The clerk who helped me pick a new printer was great! Unfortunately, no other store in the Metro Denver area had my selected [Brand #2] printer in stock, but I could order one and have it by the following Monday. Great! He took me to the order kiosk and we filled out my information. I was already in the system because I had signed up for toner refills and the warranty program on the [Brand #1] printer.
The clerk asked me to confirm my credentials and then put my address on the payment screen.
Clerk: “Is your address all correct?”
I glanced over it and said yes. He did some more things, then put my address back on the payment screen.
Clerk: “You’re sure this is correct?”
I laughed and confirmed. He explained that there was a woman who came in recently and screamed at him because, after he asked her to confirm, she had her package delivered to the wrong house.

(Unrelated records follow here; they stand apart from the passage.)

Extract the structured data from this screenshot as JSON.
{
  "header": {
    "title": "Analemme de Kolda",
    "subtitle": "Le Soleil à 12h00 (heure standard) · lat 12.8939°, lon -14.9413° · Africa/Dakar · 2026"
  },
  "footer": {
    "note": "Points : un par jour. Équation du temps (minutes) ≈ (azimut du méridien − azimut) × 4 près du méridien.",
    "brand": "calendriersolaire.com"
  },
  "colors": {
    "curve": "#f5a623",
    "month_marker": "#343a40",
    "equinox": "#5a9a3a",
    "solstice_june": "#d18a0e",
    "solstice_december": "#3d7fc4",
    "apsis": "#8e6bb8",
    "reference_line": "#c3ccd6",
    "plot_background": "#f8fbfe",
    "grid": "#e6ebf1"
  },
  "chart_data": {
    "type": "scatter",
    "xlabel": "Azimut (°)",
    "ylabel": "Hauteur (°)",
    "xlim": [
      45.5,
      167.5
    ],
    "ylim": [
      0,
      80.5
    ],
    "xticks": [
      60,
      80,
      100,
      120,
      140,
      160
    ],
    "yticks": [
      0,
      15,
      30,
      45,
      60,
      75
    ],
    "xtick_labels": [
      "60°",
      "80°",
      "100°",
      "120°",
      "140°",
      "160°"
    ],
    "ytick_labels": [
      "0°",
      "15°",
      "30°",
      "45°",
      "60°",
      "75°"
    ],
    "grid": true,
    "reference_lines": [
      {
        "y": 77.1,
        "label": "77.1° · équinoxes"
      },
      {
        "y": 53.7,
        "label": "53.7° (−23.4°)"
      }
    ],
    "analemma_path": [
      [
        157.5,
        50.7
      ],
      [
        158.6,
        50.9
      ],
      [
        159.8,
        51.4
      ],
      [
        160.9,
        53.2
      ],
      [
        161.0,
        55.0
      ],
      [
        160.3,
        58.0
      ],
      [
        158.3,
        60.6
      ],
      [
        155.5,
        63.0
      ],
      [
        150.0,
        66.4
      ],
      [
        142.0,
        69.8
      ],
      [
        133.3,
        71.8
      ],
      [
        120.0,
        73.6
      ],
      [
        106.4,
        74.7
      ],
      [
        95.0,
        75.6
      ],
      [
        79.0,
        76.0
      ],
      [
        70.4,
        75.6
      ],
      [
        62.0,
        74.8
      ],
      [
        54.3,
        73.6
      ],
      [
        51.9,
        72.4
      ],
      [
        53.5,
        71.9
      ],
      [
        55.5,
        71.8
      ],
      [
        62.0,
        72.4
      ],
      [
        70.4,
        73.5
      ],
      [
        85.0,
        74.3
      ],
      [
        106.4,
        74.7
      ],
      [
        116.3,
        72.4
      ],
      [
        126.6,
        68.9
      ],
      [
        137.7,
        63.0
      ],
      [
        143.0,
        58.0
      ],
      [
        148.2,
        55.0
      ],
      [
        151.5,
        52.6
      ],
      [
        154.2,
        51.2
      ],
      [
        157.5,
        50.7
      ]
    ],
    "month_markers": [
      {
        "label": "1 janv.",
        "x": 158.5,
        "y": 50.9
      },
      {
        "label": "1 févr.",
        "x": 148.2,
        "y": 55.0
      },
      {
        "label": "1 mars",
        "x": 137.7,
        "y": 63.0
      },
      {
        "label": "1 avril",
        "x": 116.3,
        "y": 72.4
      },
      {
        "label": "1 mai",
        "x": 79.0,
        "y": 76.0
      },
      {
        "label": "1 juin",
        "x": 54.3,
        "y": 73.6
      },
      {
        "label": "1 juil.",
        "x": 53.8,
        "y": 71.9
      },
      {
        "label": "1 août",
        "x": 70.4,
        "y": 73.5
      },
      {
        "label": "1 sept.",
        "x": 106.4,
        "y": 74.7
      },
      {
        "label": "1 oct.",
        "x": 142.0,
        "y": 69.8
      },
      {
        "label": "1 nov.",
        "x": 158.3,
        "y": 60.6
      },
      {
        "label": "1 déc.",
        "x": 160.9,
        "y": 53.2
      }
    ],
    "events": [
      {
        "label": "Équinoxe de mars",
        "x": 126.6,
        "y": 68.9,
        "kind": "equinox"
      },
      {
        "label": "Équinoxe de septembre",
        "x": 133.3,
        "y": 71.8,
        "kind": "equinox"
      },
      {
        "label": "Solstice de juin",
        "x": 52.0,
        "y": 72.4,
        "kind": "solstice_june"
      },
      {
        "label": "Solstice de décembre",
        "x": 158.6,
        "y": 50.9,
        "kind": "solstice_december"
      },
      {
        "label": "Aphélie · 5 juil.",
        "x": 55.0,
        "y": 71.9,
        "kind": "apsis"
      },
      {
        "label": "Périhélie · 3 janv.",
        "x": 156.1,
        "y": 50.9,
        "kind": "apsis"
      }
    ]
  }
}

Me: “It’s amazing how people don’t listen, isn’t it?”
Clerk: “Yeah. It gets pretty crazy.”
One more time, he splashed my address up to make sure I got it right. I glanced over it and agreed, so he closed the order and printed it. Then, something twitched in the back of my head. Still smiling as he handed me the order confirmation, I decided to check the address a fourth time, and… sure enough… I had missed that the apartment number was wrong!
When I gave it for the warranty on the [Brand #1] printer, I hesitated a moment as I gave it. The first half of the number is a multiple of ten, and the second is a little higher but in the same tens. Let’s say it’s 5057, for example. And when I said it, I put a bit of a pause, like “Fifty… fifty-seven.” So, when I bought the [Brand #1] printer, the clerk must have thought my number was just 57, and I was trying to remember the second digit.
Me: “Oh, shoot!”
The clerk cringed, knowing exactly what it was.
Me: “Totally not your fault. I missed the apartment number. I am such an idiot! After all that laughing at other customers, I did the same thing!”
The clerk apologized and explained that he couldn’t make the change from the kiosk in the back of the store and directed me up front. I again apologized for being that guy after all, assured him it was totally my fault, and headed up front.
There, the manager trained a cashier on how to change an address. It was a long and involved process, and I kept apologizing for my idiocy, and then I gave high praise for the clerk and his sales skills because he also got me to raise my intended price limit by about $100. The manager said she would be sure to reflect that to him and include it in his review.